Datalogz Control Tower connects to every major BI platform and reads the full analytics estate across all of them simultaneously. BI Similarity detects when reports in different tools are measuring the same business concept with different logic. Inventory and Dependency Lineage maps every asset and its upstream and downstream relationships, regardless of which tool it lives in. The result is a single cross-platform view that no individual tool's admin console can provide.
What is semantic intelligence and how does it differ from metadata management?
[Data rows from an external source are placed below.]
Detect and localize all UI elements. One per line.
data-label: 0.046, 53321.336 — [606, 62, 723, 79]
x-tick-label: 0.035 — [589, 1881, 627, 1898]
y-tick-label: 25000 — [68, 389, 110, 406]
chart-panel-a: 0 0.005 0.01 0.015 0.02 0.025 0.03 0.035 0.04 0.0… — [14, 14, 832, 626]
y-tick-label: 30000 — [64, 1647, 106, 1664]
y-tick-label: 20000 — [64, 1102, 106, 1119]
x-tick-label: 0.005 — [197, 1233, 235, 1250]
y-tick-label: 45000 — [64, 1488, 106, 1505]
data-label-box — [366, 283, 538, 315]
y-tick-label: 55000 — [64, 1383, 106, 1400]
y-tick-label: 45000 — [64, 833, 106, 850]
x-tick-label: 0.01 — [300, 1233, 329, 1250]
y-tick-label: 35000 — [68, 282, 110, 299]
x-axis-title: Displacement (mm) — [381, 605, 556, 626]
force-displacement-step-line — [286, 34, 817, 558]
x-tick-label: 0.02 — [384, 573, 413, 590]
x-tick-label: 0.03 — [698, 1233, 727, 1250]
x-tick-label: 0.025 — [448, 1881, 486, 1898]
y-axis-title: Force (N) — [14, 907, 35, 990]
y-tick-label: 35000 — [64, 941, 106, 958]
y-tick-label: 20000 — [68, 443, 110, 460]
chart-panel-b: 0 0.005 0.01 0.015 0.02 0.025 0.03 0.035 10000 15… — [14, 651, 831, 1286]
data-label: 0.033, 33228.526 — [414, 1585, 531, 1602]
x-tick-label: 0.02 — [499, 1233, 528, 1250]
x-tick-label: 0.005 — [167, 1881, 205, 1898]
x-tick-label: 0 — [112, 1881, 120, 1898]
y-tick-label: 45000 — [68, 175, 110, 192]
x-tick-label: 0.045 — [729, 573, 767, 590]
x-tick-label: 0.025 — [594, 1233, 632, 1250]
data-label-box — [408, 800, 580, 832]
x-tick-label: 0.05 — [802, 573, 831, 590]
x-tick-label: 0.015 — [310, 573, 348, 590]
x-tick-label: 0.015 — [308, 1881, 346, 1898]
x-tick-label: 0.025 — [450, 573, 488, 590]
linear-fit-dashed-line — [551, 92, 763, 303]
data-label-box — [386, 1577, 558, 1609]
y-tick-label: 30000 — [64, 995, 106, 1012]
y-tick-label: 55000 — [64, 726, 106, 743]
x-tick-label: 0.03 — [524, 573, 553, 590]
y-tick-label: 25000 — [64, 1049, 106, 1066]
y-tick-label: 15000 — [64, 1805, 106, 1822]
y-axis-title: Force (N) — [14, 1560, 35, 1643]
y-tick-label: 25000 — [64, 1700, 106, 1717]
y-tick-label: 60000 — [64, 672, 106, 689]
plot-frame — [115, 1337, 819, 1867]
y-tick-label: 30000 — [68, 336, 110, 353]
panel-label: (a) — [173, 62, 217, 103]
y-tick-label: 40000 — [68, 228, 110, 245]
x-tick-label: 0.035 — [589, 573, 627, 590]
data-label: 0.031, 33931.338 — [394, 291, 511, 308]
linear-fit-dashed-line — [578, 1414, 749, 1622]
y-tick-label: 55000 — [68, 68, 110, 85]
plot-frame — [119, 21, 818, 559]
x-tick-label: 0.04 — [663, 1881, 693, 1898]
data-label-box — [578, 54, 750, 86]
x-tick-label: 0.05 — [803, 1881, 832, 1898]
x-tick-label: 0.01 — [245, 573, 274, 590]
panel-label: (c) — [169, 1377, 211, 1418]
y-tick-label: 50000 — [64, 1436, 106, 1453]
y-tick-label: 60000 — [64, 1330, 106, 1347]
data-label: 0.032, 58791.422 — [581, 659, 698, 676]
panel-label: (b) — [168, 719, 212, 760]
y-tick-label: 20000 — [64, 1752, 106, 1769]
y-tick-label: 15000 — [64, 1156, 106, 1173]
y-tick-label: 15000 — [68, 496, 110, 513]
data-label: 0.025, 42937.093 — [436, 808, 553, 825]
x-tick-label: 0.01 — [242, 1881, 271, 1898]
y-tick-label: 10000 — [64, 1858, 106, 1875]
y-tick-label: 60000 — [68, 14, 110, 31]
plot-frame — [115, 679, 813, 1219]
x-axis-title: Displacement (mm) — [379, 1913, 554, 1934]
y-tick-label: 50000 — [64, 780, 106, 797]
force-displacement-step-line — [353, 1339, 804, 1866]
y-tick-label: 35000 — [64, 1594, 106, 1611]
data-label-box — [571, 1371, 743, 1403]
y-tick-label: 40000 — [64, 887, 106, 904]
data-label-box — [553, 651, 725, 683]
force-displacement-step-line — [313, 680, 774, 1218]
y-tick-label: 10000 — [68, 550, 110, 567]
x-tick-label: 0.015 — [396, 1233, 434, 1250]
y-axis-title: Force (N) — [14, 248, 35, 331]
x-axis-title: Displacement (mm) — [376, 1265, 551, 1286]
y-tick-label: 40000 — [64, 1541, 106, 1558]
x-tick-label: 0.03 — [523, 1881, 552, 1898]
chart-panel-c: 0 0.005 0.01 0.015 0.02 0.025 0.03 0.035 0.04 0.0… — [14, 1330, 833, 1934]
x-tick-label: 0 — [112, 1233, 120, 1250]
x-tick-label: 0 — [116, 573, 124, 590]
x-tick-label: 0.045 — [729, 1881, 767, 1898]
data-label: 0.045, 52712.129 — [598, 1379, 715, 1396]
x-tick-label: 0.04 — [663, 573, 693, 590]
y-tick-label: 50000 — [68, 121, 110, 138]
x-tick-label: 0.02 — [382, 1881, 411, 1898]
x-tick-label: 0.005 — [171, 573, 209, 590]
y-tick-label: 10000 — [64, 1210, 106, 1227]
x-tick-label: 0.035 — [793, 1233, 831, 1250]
Metadata management catalogs what an asset is: its name, owner, creation date, and the tables it queries. Semantic intelligence understands what an asset means: what business concept it represents, how it relates to other assets, whether its definition conflicts with other definitions of the same concept, and what risk it carries. Datalogz uses semantic intelligence to surface conflicts and anomalies that metadata alone cannot detect, which is what makes it possible to govern the consumption layer rather than just catalog it.
How quickly do organizations see ROI from Datalogz?
Most Datalogz customers surface measurable wasted BI spend, including unused licenses, duplicate reports, and unnecessary compute, within the first 30 days. The cleanup that follows returns real budget. Across its customer base, Datalogz has surfaced more than $8.2M in avoidable BI spend and delivered more than $50M in enterprise value. The ongoing value compounds as the Control Tower shifts from a one-time discovery to an always-on governance layer.
Does Datalogz replace existing BI tools?
No. Datalogz is not a BI authoring tool and does not replace Tableau, Power BI, Looker, Sigma, or any other analytics platform. It sits above the tool layer as a control layer that gives organizations visibility and governance across whatever tools they have. The value proposition increases as the number of tools in the estate grows, which is exactly the direction the market is moving.